24


Мэри Фишер живет в Высокой Башне и размышляет над тем, что есть утрата — и тоска. Она по-прежнему врет себе: так уж она устроена. Она искренне убеждена, что дождь идет, потому что ей грустно, буря бушует, потому что ее снедает похоть, а неурожай случается оттого, что ей отчаянно одиноко. За последние полвека это было самое гадкое лето, и это ей не кажется странным.

По моим понятиям, Мэри Фишер страдает не так, как другие. То, что она испытывает, называется досада. Ее угнетает необходимость в избытке иметь то, чего она иметь не желает вовсе — свою собственную мать и двоих чужих детей, и не иметь того, что ей действительно нужно, — Боббо, секса, всеобщего поклонения и светской жизни.

Мэри Фишер живет в Высокой Башне, и ей кажется, что еда безвкусна, а солнце не греет, — и это ей кажется странным.

Мэри Фишер не должна бы удивляться. Она, как мы помним, выросла в канаве, и мать у нее прирабатывала проституцией, но все это Мэри Фишер постаралась вытравить из памяти. Она упорно делает вид, что мир — не то, что он есть на самом деле, и сеет это заблуждение в умах других. Уроки жизни ей не впрок: она не хочет помнить. Она начала писать новый роман — «Чертог желания».

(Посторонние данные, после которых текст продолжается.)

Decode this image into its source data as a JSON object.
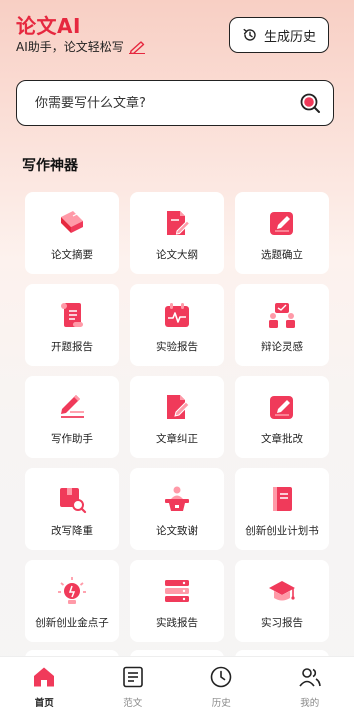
{
  "header": {
    "title": "论文AI",
    "subtitle": "AI助手，论文轻松写",
    "history_button": "生成历史"
  },
  "search": {
    "placeholder": "你需要写什么文章?"
  },
  "section": {
    "title": "写作神器"
  },
  "tools": [
    {
      "label": "论文摘要",
      "icon": "book-icon"
    },
    {
      "label": "论文大纲",
      "icon": "document-edit-icon"
    },
    {
      "label": "选题确立",
      "icon": "pencil-square-icon"
    },
    {
      "label": "开题报告",
      "icon": "scroll-icon"
    },
    {
      "label": "实验报告",
      "icon": "calendar-pulse-icon"
    },
    {
      "label": "辩论灵感",
      "icon": "debate-icon"
    },
    {
      "label": "写作助手",
      "icon": "pen-lines-icon"
    },
    {
      "label": "文章纠正",
      "icon": "document-pencil-icon"
    },
    {
      "label": "文章批改",
      "icon": "pencil-square-icon"
    },
    {
      "label": "改写降重",
      "icon": "box-search-icon"
    },
    {
      "label": "论文致谢",
      "icon": "podium-icon"
    },
    {
      "label": "创新创业计划书",
      "icon": "notebook-icon"
    },
    {
      "label": "创新创业金点子",
      "icon": "lightbulb-icon"
    },
    {
      "label": "实践报告",
      "icon": "stack-icon"
    },
    {
      "label": "实习报告",
      "icon": "graduation-cap-icon"
    }
  ],
  "tabbar": [
    {
      "label": "首页",
      "icon": "home-icon",
      "active": true
    },
    {
      "label": "范文",
      "icon": "document-icon",
      "active": false
    },
    {
      "label": "历史",
      "icon": "clock-icon",
      "active": false
    },
    {
      "label": "我的",
      "icon": "users-icon",
      "active": false
    }
  ],
  "colors": {
    "accent": "#e6283f",
    "icon_primary": "#f03a5a",
    "icon_secondary": "#ff9aa8"
  }
}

Боббо, сидя в тюремной библиотеке, строит новую жизнь и страдает от депрессии, несвободы и разлуки с Мэри Фишер, точнее с той частью ее тела, о которой у него сохранились наиболее яркие воспоминания. Иногда, в моем воображении, я вижу, как он пытается вспомнить ее лицо. Но черты Мэри Фишер столь заурядны, сколь и совершенны, поэтому запоминаются с трудом. У нее нет своего лица, как и положено женщине.

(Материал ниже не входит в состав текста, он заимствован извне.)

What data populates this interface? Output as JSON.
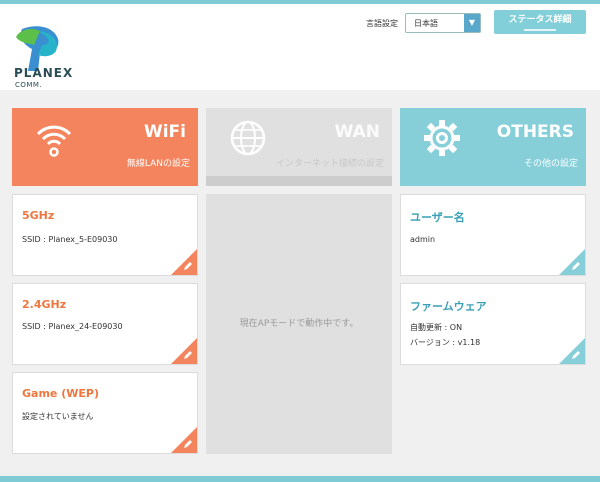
{
  "brand": {
    "name": "PLANEX",
    "sub": "COMM."
  },
  "header": {
    "lang_label": "言語設定",
    "lang_value": "日本語",
    "status_button": "ステータス詳細"
  },
  "tiles": {
    "wifi": {
      "title": "WiFi",
      "subtitle": "無線LANの設定",
      "icon": "wifi-icon"
    },
    "wan": {
      "title": "WAN",
      "subtitle": "インターネット接続の設定",
      "icon": "globe-icon"
    },
    "others": {
      "title": "OTHERS",
      "subtitle": "その他の設定",
      "icon": "gear-icon"
    }
  },
  "wifi_cards": [
    {
      "title": "5GHz",
      "line1": "SSID : Planex_5-E09030"
    },
    {
      "title": "2.4GHz",
      "line1": "SSID : Planex_24-E09030"
    },
    {
      "title": "Game (WEP)",
      "line1": "設定されていません"
    }
  ],
  "wan_panel": {
    "message": "現在APモードで動作中です。"
  },
  "others_cards": [
    {
      "title": "ユーザー名",
      "line1": "admin"
    },
    {
      "title": "ファームウェア",
      "line1": "自動更新 : ON",
      "line2": "バージョン : v1.18"
    }
  ],
  "colors": {
    "accent_orange": "#f4845d",
    "accent_teal": "#86cfd9",
    "disabled_gray": "#e0e0e0"
  }
}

Что ж, время не стоит на месте: мало-помалу все приближается к намеченному мною концу. Я предпочитаю не доверять судьбе и не слишком полагаться на Бога. Я буду тем, чем я хочу быть, не тем, что Он предначертал. Я вылеплю новый образ себя самой из глины моего собственного замеса. Я отвергаю моего Творца — я сотворю себя заново.

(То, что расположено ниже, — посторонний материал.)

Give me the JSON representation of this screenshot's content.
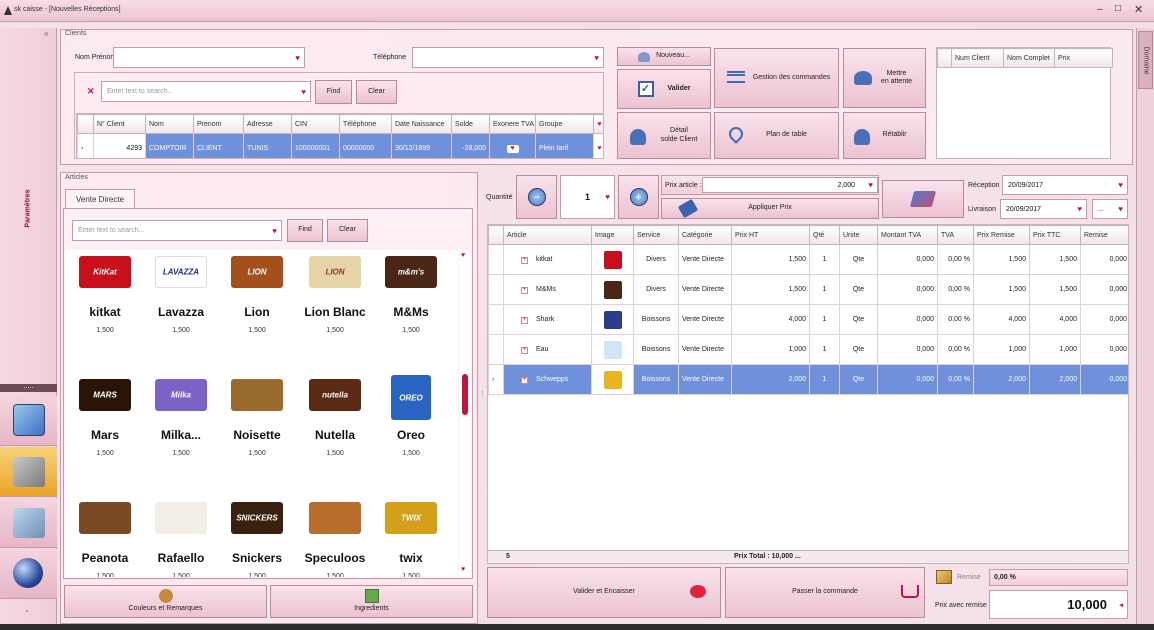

Я сбросила с себя оковы, которые пригибали меня к земле, — оковы привычки, традиции, полового влечения; дом, семью, друзей — все естественные человеческие привязанности. Покуда я с этим не справилась, я не могла стать свободной, не могла сделать первый шаг.

Первым шагом ко Мне Обновленной стало удаление чуть не всех моих зубов. Точнее, вырвано их было не так уж много: каждый второй зуб был сточен до основания. Стачивание причиняло мне такую боль, что как бы судья ни старался, больнее он сделать не мог. Да и последующие ежедневные походы к врачу, обточка, шлифовка — тоже занятие не самое приятное; как, впрочем, и совместное проживание с судьей.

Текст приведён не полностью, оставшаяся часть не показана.